Dans toutes les rues du pays, on peut  voir diverses couleurs, langues, vêtements et autres curiosités. Nous devenons un pays cosmopolite et les travailleurs chiliens ont appris qu’il n’est pas bon de montrer son mécontentement et son désir d’être rémunéré équitablement. L’écart entre les revenus des riches et des pauvres s’est encore creusé et menace, bien sûr, de devenir très explosif.

La Moneda (la présidence] sait que la pandémie est son meilleur allié, tant qu’il y a de l’argent pour bien payer les uniformes.
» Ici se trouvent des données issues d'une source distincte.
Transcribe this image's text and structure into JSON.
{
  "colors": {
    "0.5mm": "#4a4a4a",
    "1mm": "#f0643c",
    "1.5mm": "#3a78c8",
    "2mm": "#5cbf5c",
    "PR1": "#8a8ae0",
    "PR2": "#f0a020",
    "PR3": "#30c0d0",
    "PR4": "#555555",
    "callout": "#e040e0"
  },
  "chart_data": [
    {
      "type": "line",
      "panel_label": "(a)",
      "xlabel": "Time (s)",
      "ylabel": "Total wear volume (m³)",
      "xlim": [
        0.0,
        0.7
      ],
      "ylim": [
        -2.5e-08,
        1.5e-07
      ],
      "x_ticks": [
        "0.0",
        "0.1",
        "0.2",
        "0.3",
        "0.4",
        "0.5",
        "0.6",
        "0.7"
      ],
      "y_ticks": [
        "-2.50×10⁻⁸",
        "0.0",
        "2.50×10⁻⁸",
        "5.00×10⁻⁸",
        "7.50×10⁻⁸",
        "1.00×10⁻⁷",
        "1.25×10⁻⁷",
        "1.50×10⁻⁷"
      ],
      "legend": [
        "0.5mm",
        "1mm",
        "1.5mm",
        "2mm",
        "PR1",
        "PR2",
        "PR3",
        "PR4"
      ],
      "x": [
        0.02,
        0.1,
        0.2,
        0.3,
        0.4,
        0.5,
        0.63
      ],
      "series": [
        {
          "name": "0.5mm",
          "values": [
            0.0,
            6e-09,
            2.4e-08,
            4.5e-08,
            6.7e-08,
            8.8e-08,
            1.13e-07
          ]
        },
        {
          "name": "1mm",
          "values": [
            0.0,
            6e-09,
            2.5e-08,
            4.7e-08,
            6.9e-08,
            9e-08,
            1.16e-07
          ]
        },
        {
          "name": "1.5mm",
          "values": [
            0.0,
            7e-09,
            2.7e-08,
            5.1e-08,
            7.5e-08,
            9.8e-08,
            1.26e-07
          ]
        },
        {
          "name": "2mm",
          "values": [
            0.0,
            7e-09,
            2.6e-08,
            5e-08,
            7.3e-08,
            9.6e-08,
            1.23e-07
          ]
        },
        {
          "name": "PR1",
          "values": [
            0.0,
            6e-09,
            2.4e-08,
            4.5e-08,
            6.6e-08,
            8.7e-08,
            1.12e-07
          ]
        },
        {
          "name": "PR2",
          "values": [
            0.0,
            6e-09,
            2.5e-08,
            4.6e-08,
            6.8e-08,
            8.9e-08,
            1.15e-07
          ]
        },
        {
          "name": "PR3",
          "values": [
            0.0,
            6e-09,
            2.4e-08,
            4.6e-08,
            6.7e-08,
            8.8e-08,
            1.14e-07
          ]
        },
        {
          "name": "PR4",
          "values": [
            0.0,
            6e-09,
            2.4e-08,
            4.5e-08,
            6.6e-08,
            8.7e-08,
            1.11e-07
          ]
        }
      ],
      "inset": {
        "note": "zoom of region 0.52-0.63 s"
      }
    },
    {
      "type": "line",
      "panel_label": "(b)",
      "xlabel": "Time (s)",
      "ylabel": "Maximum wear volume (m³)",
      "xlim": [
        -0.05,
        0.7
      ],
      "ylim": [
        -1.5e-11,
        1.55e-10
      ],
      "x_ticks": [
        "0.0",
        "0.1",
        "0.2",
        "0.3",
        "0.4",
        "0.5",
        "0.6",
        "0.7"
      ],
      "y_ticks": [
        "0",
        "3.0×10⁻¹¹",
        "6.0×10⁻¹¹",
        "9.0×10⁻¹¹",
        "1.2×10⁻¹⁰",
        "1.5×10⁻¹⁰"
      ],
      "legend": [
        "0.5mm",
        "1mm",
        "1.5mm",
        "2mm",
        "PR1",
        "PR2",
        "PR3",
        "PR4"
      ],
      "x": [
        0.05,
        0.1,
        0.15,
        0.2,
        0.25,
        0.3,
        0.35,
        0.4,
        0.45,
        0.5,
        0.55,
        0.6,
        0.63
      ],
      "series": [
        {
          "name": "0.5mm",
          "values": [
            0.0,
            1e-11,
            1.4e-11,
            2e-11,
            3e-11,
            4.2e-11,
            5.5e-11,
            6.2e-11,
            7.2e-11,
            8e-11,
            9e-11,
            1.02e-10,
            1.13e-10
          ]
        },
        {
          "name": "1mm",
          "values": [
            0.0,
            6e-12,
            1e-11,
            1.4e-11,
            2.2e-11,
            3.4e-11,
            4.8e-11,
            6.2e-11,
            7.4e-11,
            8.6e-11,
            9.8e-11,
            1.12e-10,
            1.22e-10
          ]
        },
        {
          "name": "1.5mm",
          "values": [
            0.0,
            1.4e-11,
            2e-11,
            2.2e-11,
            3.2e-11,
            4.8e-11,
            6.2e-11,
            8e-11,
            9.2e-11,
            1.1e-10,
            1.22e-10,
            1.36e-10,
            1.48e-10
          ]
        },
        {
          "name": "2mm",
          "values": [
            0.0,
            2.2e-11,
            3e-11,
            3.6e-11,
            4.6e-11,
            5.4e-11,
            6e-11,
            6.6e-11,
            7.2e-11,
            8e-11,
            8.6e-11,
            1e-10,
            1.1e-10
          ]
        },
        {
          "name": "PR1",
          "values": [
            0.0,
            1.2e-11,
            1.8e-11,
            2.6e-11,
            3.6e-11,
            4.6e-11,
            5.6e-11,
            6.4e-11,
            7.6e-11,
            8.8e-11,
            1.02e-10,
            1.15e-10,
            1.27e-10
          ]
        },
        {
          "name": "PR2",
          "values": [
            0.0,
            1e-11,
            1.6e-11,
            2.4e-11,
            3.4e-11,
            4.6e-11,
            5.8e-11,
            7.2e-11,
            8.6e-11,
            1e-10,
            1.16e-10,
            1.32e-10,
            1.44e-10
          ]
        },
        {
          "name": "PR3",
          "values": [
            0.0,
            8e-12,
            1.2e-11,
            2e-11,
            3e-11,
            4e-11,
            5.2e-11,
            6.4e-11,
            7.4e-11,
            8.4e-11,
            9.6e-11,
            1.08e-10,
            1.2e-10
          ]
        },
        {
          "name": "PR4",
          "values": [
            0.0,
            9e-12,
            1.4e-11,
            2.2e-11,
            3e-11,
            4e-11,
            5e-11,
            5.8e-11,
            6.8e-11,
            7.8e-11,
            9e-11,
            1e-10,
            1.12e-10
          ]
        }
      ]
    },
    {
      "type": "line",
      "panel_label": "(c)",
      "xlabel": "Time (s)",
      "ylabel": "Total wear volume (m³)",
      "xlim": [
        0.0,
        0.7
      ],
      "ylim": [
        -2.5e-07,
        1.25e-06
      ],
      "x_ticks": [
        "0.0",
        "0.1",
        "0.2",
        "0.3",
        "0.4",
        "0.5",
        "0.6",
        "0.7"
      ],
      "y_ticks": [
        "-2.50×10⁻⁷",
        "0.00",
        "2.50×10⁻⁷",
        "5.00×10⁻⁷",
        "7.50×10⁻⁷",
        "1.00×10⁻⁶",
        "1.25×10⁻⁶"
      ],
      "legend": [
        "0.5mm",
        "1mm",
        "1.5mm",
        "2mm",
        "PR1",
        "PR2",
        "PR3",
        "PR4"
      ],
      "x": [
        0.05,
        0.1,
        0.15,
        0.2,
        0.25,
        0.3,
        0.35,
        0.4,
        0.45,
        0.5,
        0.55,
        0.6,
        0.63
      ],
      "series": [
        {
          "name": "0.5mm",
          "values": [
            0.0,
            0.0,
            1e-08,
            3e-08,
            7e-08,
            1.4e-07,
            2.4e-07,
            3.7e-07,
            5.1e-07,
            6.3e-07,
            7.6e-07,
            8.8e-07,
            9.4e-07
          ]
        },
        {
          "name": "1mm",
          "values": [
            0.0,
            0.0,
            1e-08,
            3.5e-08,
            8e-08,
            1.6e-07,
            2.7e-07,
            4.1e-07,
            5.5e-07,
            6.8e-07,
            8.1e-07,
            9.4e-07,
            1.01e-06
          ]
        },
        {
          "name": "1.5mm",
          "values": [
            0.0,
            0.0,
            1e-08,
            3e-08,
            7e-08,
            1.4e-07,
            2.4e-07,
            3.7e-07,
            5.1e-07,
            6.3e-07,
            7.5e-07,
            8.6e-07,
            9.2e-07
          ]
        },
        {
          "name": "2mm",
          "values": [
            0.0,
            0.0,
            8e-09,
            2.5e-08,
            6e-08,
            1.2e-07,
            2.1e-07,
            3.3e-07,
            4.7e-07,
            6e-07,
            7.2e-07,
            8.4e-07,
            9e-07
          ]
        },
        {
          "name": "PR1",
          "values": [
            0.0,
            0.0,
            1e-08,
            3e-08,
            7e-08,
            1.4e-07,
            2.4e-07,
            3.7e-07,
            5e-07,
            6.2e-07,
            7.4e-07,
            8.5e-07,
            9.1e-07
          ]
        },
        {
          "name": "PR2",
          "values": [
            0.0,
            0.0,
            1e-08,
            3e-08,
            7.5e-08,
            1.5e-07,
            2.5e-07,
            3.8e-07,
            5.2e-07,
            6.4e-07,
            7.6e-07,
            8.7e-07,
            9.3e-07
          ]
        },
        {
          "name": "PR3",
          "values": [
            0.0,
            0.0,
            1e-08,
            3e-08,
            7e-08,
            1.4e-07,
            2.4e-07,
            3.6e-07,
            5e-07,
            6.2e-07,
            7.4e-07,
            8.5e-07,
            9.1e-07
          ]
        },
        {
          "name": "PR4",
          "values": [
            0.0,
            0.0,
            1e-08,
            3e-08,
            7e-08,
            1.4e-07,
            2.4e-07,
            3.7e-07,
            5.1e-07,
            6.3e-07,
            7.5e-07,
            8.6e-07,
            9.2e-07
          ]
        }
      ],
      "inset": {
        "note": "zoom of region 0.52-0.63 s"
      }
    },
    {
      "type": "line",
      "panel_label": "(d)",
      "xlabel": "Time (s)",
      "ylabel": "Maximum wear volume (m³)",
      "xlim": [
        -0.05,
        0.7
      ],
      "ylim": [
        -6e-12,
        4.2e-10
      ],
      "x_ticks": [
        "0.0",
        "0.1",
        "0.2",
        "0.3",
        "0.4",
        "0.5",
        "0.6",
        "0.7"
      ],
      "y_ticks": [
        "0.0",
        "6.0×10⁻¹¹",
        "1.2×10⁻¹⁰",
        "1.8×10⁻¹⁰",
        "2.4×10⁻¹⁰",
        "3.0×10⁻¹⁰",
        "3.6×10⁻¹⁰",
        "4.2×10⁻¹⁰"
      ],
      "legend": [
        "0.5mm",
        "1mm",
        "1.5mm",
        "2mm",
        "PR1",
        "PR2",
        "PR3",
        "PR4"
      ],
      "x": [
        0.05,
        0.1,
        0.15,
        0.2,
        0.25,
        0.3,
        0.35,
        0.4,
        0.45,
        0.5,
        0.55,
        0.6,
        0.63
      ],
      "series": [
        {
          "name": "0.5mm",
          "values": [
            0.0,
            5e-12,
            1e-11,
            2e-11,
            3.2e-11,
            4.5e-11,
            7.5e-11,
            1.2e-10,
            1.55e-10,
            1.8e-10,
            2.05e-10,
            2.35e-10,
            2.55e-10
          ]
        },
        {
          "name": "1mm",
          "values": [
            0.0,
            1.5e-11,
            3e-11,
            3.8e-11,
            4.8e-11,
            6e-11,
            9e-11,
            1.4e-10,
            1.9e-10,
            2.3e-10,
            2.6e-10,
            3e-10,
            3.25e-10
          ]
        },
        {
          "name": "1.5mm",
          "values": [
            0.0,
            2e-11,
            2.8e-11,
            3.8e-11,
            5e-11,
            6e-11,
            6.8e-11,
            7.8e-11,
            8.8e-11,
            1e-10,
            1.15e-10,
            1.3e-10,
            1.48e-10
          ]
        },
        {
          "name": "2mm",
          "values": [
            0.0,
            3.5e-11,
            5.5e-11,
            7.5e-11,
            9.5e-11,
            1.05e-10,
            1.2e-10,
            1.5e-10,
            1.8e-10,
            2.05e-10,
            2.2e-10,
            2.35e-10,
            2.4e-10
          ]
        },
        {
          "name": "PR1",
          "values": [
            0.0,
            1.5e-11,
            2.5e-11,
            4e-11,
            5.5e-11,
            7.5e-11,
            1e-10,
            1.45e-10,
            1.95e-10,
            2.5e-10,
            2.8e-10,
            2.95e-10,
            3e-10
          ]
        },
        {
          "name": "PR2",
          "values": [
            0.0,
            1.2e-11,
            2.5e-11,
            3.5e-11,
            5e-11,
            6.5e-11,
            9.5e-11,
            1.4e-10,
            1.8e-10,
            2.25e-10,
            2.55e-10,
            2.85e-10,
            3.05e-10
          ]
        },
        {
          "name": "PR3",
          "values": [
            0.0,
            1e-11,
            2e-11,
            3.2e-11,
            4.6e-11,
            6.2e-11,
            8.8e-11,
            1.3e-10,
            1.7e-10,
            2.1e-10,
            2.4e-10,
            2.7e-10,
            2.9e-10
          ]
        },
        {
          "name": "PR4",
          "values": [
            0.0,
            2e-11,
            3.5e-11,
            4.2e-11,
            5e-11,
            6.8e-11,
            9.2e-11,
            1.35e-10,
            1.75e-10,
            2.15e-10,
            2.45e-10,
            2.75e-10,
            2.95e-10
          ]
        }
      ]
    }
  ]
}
Parce que tant que leurs privilèges et leurs assauts contre le trésor national sont ignorés, toute menace contre « l’ordre constitué » peut être écartée.

Ainsi, des droits aussi fondamentaux que le droit à l’éducation et à la diversité de l’information succombent à la possibilité pour la presse de disposer d’une « matière » quotidienne pour ses informations sanguinolentes. La terrible nouvelle de la disparition d’un enfant dans le sud du pays, qui a disparu puis a été retrouvé mort, a servi à accroître la curiosité morbide des téléspectateurs et à étendre leurs contrats aux visages les plus frivoles du journal télévisé national qui commençaient à être virés faute de faits divers atroces et de publicité commerciale. Parce que l’on sait désormais que ce qui compte, c’est uniquement ce qui se passe au Chili, même si le monde est un bouillon d’informations.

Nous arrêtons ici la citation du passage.